There are a number of factors that cause inflation. International supply chain issues, a scarcity of raw materials, and a tight labor market all can play a role, but government spending and a sharp increase in our money supply are the primary culprits. When you increase the amount of money in the system, the value of the dollar goes down. It’s basic math. The COVID-19 pandemic caused more disruption in our economy than anything we have seen in more than a century. I know there are a million arguments about whether we reacted appropriately to the pandemic. Some think we didn’t do enough and others think we overreacted, but the fact is more than a million Americans lost their lives to COVID-19, and for all we knew at the time, it could have been 10 million. I honestly think most politicians and business leaders did the best they could with the information they had. During the pandemic, unemployment reached 13% – the highest since the Great Depression. The Trump administration, not wanting to see millions of people hungry and tossed out of their homes, quickly implemented several programs including PPP loans for small businesses, foreclosure and eviction moratoriums, and they literally gave free money to a hundred million citizens – remember Donnie Dollars? These programs injected, not billions, but trillions of dollars into our system. When Biden took office, he picked up where the previous administration left off and passed an enormous infrastructure bill that added even more money into the system to stimulate an economy that was still reeling from COVID-19.

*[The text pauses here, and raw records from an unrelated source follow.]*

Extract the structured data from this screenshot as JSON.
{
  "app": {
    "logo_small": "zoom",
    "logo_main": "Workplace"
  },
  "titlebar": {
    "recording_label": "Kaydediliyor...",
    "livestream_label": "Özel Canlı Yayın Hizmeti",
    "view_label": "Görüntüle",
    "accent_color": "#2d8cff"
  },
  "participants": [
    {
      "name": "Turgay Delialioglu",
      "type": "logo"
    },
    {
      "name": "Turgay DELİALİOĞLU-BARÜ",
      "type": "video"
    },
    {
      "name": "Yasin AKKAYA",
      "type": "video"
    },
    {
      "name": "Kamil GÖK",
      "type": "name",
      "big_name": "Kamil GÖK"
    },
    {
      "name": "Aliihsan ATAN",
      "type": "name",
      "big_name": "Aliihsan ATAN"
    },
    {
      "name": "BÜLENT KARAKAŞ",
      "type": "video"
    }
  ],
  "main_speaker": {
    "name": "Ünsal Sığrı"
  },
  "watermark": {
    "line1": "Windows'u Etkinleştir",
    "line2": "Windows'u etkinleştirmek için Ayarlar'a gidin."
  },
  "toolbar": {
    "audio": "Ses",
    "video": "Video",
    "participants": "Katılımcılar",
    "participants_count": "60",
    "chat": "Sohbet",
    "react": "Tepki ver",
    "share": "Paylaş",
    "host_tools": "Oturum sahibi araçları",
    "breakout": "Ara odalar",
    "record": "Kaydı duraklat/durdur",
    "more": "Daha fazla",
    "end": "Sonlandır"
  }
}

There is little doubt that the unprecedented amount of economic stimulus we deployed between 2020 and 2022 is the primary reason why inflation is what it is today, but what choice did we have? What was the alternative? The government must have considered the potential consequences of so much new money in the system, but clearly, they believed that it was better to err on the side of caution. You can argue that both administrations did too much. However, if the current and previous administrations had done too little rather than too much to keep the economy afloat, the suffering in this country, and around the world, could have been exponentially worse. In fact, it’s not a stretch to say that it could have made the Great Depression look like a mere speed bump.
For the first time in a while, experts are talking about a soft landing. Inflation has decreased for nine consecutive months, and the Fed is starting to consider a shift in its policies on interest rates. I don’t think we are out of the woods yet, but things are definitely looking better. It has become the American way to point the finger rather than argue for solutions, but I am going to stay on the sidelines this time. If we all had to pay an economic price in the form of higher inflation to prevent tens of millions of mostly poor people from being tossed to the street, I’m ok with that. America did what it had to do.